Overhead (Real Estate)
According to a survey of 700 lawyers, 54% prefer working remotely, with 24% of those selecting remote as “much more preferred” (The Hefty Cost of Post-Covid Real Estate Decisions…Beyond the Rent, Gina Passarella and Patrick Fuller, 1/25/21, Law.com, citing ALM Intelligence Survey of NLJ 500 firms). The preference for remote work held across all age groups, except 60+ (The Hefty Cost).
ALM Intelligence’s Passarella and Fuller explained the potential impact on real estate cost per lawyer of 24% of attorneys working remotely. Average square footage per lawyer is roughly the same between the AmLaw 100 (1059 sqft) and the AmLaw 200 (1073 sqft); however, real estate cost per lawyer is substantially greater among AmLaw 100 firms ($59,357 vs. $42,029 among AmLaw 200 firms). Applying a 24% head count reduction for remote working would balloon real estate cost per lawyer to $78,078 for the AmLaw 100 and $55,230 for the AmLaw 200 (The Hefty Cost). Firms in long-term leases cannot immediately reduce their footprint, even if firm leadership decides to offer remote-working post-pandemic. But they could add headcount and increase leverage, without incurring additional real estate costs.
Speaking of headcount growth not affecting real estate cost, firms may increasingly dip into secondary markets for remote lateral partner hires (Remote Partner Hiring Will Be a Broad, but Limited Strategy in Big Law, Dylan Jackson, 12/16/20, The American Lawyer).
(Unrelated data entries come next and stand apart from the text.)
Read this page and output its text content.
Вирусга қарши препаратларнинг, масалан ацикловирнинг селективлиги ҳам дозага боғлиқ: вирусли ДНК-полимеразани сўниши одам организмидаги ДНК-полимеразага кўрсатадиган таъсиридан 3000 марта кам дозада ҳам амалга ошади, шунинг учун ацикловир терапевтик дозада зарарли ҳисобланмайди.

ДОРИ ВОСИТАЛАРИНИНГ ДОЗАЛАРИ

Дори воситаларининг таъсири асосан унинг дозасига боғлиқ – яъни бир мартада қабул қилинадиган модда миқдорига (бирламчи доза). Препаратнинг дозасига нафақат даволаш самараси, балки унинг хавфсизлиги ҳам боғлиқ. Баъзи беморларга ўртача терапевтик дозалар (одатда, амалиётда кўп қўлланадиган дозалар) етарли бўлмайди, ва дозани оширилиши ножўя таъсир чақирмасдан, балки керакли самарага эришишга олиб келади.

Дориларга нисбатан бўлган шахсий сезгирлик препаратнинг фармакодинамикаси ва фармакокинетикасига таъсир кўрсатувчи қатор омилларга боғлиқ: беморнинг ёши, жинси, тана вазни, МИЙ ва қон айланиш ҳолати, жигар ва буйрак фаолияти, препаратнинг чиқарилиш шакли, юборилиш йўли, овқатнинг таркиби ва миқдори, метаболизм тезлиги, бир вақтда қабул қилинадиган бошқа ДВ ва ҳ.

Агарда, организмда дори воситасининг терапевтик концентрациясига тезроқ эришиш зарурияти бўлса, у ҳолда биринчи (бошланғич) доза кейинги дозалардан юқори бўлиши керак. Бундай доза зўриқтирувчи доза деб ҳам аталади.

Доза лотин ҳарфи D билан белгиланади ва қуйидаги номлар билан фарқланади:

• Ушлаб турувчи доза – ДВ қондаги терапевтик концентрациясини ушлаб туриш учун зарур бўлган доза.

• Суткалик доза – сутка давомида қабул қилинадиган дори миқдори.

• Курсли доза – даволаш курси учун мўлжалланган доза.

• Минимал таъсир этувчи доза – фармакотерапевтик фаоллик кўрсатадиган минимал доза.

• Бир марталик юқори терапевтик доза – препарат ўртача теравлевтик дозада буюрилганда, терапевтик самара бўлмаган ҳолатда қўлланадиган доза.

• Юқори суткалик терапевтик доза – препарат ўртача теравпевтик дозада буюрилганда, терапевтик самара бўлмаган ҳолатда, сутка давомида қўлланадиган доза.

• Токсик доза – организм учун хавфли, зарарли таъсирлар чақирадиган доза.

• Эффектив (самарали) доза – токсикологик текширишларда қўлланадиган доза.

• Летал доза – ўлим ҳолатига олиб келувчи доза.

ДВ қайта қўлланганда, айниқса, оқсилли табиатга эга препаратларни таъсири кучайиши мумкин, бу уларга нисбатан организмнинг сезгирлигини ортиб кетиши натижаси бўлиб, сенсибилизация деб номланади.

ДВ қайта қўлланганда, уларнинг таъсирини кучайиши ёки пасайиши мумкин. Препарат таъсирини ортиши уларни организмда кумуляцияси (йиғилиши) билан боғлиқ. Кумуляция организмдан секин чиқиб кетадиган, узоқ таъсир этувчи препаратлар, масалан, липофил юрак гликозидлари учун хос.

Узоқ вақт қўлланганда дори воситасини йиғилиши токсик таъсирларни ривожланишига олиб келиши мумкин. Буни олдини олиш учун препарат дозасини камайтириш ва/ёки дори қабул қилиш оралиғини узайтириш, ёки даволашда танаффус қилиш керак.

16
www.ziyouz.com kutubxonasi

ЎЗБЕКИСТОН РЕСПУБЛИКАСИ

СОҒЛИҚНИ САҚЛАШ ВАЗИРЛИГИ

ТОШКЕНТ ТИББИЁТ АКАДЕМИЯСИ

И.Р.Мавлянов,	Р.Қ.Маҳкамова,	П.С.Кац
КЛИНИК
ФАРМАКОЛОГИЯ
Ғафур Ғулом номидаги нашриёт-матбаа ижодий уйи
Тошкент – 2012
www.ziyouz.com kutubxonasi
Quinn Emanuel is the most profitable (PEP $4.56M) large law firm to date to openly commit to such a strategy, noting in a recent interview that the firm was in conversations with remote partner candidates in Atlanta, Austin, and Minneapolis (Learning From the Pandemic, Quinn Emanuel Will Now Hire Attorneys Outside Its Footprint, Dylan Jackson, 12/10/20, The American Lawyer).